La tradición cristiana, especialmente a partir de Pablo, asocia el bautismo a la muerte y resurrección de Cristo.
“¿No saben que todos nosotros, al ser bautizados en Cristo Jesús, hemos sido sumergidos en su muerte? Por este bautismo en su muerte fuimos sepultados con Cristo, y así como Cristo fue resucitado de entre los muertos por la Gloria del Padre, así también nosotros empezamos una vida nueva. Si la comunión en su muerte nos injertó en él, también compartiremos su resurrección” (Rom 6, 3-5).
Vivir como bautizados es entonces entrar en el dinamismo central de la experiencia cristiana.
Vivimos el bautismo, cuando morimos a nuestro “yo” y dejamos que Cristo viva en nosotros.
Vivimos el bautismo cuando nos dejamos vivir por el Espíritu.
Vivimos el bautismo cuando estamos abiertos a la luz y al amor.
Vivir el bautismo es ser consciente a cada instante de esta Presencia: “en él somos, nos movemos y existimos”, nos recuerda San Pablo (Hechos 17, 28).
Es muy interesante y sugerente notar que Mateo, Marcos y Lucas concuerdan en que, después de su bautismo, Jesús fue “arrojado” por este mismo Espíritu al desierto para ser tentado.
El Espíritu no nos hace la vida fácil. La obra del Espíritu es sacar lo mejor de cada uno y llevar a cada cual a vivir su vocación y a revelar la luz por la cual ha venido a este mundo. Por eso el Espíritu purifica, nos pasa por el fuego, para que solo quede el amor.
Si logramos leer toda dificultad o problema a la luz del Espíritu que nos está formando y puliendo encontraremos la paz definitiva.
El Espíritu nos habla y nos hace crecer a través de cada acontecimiento y encuentro, a través de cada incomprensión u obstáculo.
El Espíritu nos habla a través de todo y de todos.

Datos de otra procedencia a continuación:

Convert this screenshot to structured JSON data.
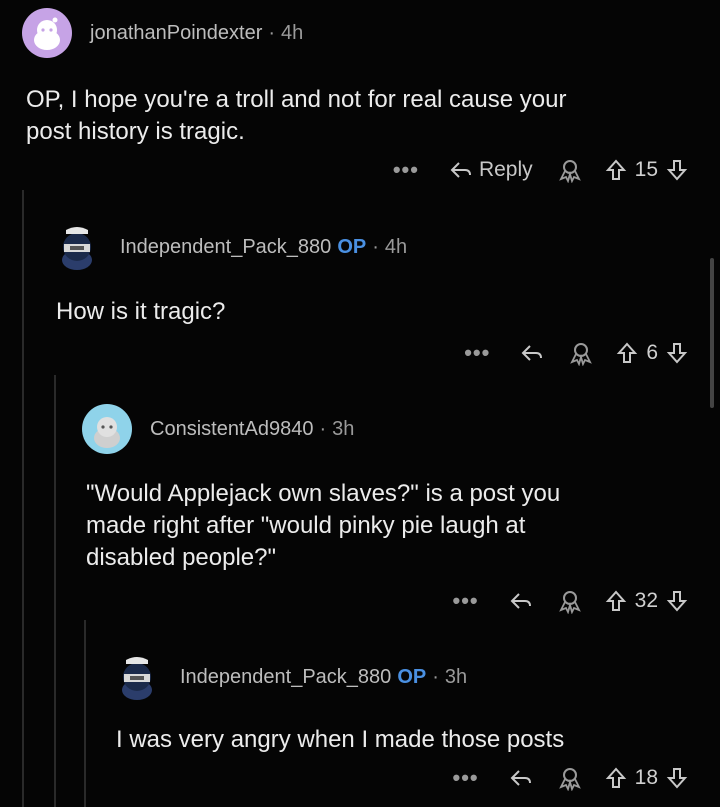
{
  "comments": [
    {
      "username": "jonathanPoindexter",
      "op": "",
      "separator": "·",
      "time": "4h",
      "body": [
        "OP, I hope you're a troll and not for real cause your",
        "post history is tragic."
      ],
      "reply_label": "Reply",
      "votes": "15",
      "avatar_color": "#c6a3e6"
    },
    {
      "username": "Independent_Pack_880",
      "op": "OP",
      "separator": "·",
      "time": "4h",
      "body": [
        "How is it tragic?"
      ],
      "reply_label": "",
      "votes": "6",
      "avatar_color": "#1b2a4a"
    },
    {
      "username": "ConsistentAd9840",
      "op": "",
      "separator": "·",
      "time": "3h",
      "body": [
        "\"Would Applejack own slaves?\" is a post you",
        "made right after \"would pinky pie laugh at",
        "disabled people?\""
      ],
      "reply_label": "",
      "votes": "32",
      "avatar_color": "#8fd3ea"
    },
    {
      "username": "Independent_Pack_880",
      "op": "OP",
      "separator": "·",
      "time": "3h",
      "body": [
        "I was very angry when I made those posts"
      ],
      "reply_label": "",
      "votes": "18",
      "avatar_color": "#1b2a4a"
    }
  ],
  "more_label": "•••",
  "colors": {
    "background": "#050505",
    "op_blue": "#4a90e2",
    "muted": "#9a9a9a"
  },
  "icons": [
    "reply-arrow-icon",
    "award-icon",
    "upvote-icon",
    "downvote-icon",
    "more-icon"
  ]
}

Solo se nos pide apertura, atención y escucha.
Terminamos haciendo nuestras las palabras de gratitud al Espíritu Santo de San Simeón el Nuevo Teólogo:
“Te doy las gracias por haberte hecho un solo espíritu conmigo: sin confusión, sin cambio, sin transformación, tú el Dios sobre todas las cosas. Tú mismo te has hecho por mí todo en todo, alimento inexpresable y completamente gratuito, que siempre te desbordas sobre los labios de mi alma y brotas en la fuente de mi corazón; vestido deslumbrante que quemas los demonios, purificación que me limpias con lágrimas inmortales y santas que tu presencia concede a aquellos a los que asistes. Te doy las gracias por haberte hecho por mí luz perenne y sol sin ocaso, tú que llenando el universo de tu gloria no tienes dónde ocultarte.”